That sounds likely. Like a lot of the strange ways of 'cycling' a tank, which seem to have been 'borrowed' from marine use, even though the situation is quite different.


----------



## sparkyweasel (26 May 2020)

Geoffrey Rea said:


> I agree, it also would be an evolutionary disadvantage to be too specific.


It would. If anything has evolved to need more specific light or other conditions it will be our delicate plants, some of which are found in a particular niche. Many kinds of algae manage to thrive just about anywhere, and 'algae' as a group includes something that can take advatage of just about any conditions except extremely dry.
I don't believe we can provide lighting under which 'higher' plants will thrive but algae cannot survive. If lighting manufacturers want to claim that, I would like to see some actual evidence.
I think the best we can do is to try to get the plants thriving so that they can outcompete the algae, - aim for conditions that are 'good for plants', not 'bad for algae'.


----------



## jaypeecee (26 May 2020)

Nick72 said:


> The whole point of these new RGB 3 in 1 LEDs is to give you full control over the Red, Green and Blue spectrum the lights push out to deliver such eye pleasing colour reproduction, so do you still need to turn the Blue right down?
> 
> If not, why not?


 
Hi @Nick72 

It would make sense to me that you may need to carefully consider the amount of blue light entering a tank. That's because white LEDs start out life as blue LEDs. This blue light passes through a phosphor inside the body of the LED. The phosphor fluoresces re-emitting white light composed of blue, green and red light in this order of intensity. To this light is then added more blue from the blue emitter in the RGB LED. And this RGB LED also emits green and red light, of course. But, the combination of a white LED and an RGB LED seems to result in more blue light than either green or red light. I'll see if I can dig out some typical spectra to further illustrate the points that I'm trying to communicate in words. But, that's for tomorrow.

JPC


----------



## Geoffrey Rea (27 May 2020)

sparkyweasel said:


> It would. If anything has evolved to need more specific light or other conditions it will be our delicate plants, some of which are found in a particular niche.

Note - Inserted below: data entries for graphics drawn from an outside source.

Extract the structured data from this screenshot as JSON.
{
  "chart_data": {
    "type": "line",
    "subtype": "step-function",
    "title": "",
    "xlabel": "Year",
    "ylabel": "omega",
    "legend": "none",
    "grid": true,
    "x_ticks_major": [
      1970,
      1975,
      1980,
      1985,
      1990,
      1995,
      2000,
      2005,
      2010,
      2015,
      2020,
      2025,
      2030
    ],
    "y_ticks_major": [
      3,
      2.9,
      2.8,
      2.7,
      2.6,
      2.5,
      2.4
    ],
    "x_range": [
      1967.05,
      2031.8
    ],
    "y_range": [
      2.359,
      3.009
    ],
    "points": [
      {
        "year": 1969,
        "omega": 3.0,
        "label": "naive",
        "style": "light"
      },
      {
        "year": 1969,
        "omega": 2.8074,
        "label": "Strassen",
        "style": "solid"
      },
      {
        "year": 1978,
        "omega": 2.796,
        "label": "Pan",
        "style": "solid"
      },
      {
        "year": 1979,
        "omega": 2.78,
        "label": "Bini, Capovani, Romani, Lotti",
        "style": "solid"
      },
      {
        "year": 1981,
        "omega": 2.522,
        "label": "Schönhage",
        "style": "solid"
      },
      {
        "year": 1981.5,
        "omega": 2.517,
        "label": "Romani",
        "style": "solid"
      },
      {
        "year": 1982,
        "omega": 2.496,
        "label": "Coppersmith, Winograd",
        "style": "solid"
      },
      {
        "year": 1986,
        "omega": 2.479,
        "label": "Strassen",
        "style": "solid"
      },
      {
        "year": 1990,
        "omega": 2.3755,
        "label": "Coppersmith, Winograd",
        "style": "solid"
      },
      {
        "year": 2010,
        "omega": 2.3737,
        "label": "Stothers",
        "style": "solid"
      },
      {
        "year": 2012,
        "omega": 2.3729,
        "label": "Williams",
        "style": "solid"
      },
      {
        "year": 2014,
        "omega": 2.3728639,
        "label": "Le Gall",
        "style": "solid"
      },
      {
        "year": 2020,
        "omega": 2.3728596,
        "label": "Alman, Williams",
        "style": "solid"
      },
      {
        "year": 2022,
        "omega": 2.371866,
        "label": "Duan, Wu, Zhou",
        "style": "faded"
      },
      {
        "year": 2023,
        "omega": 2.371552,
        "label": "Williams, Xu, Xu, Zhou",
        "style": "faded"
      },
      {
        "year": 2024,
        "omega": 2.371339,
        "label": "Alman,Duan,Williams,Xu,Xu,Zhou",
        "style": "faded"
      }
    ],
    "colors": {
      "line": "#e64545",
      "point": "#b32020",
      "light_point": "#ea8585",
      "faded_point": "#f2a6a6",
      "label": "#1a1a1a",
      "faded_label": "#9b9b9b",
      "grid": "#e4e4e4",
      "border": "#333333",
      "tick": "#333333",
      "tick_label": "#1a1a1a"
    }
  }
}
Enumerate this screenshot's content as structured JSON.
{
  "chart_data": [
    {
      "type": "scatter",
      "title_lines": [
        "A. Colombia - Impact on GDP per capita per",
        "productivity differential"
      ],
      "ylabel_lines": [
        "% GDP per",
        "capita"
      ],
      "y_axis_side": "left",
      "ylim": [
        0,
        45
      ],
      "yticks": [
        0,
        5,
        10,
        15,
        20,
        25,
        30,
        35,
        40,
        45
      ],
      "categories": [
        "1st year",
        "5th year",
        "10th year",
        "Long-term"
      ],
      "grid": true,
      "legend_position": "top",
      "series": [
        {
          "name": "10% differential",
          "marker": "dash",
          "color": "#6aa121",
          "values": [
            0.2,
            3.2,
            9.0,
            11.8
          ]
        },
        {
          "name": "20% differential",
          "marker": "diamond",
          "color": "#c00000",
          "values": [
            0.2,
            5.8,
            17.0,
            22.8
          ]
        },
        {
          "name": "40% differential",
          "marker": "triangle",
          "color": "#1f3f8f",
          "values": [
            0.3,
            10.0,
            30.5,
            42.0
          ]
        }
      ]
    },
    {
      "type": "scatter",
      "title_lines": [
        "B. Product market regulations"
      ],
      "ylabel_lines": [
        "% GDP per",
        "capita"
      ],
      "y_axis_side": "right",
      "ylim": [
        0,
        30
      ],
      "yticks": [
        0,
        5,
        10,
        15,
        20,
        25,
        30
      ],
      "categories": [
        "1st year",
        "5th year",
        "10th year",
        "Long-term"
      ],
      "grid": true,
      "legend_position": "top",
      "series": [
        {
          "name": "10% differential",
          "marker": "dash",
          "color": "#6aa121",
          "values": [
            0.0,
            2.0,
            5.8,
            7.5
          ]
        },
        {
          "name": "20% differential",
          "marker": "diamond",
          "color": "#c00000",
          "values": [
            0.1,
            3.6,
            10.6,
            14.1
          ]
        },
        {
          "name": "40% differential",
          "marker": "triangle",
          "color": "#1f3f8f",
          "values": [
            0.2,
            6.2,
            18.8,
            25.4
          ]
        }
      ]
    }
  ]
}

I think in terms of process. We prevent our plants (weeds really) from reaching the surface constantly. We’re imposing a survival strategy for the plant then expect health. Algae appears alongside organic breakdown... it’s x y or z that caused it. Human beings love assigning causation in place of correlation because it helps underpin a belief structure. Much like nutrition, spectrum is a stick to measure something. It tells you nothing about process. Laugh at it, love it, hate it... the matter becomes how you adequately test it. It’s very difficult to test a process reliably.





dw1305 said:


> If you look on hydroponic websites there are various blue and red LED arrays that you can use to grow "Tomatoes"* with differing growth anatomy, dependent upon whether you want your plant as a leaf vegetable or a flowering one.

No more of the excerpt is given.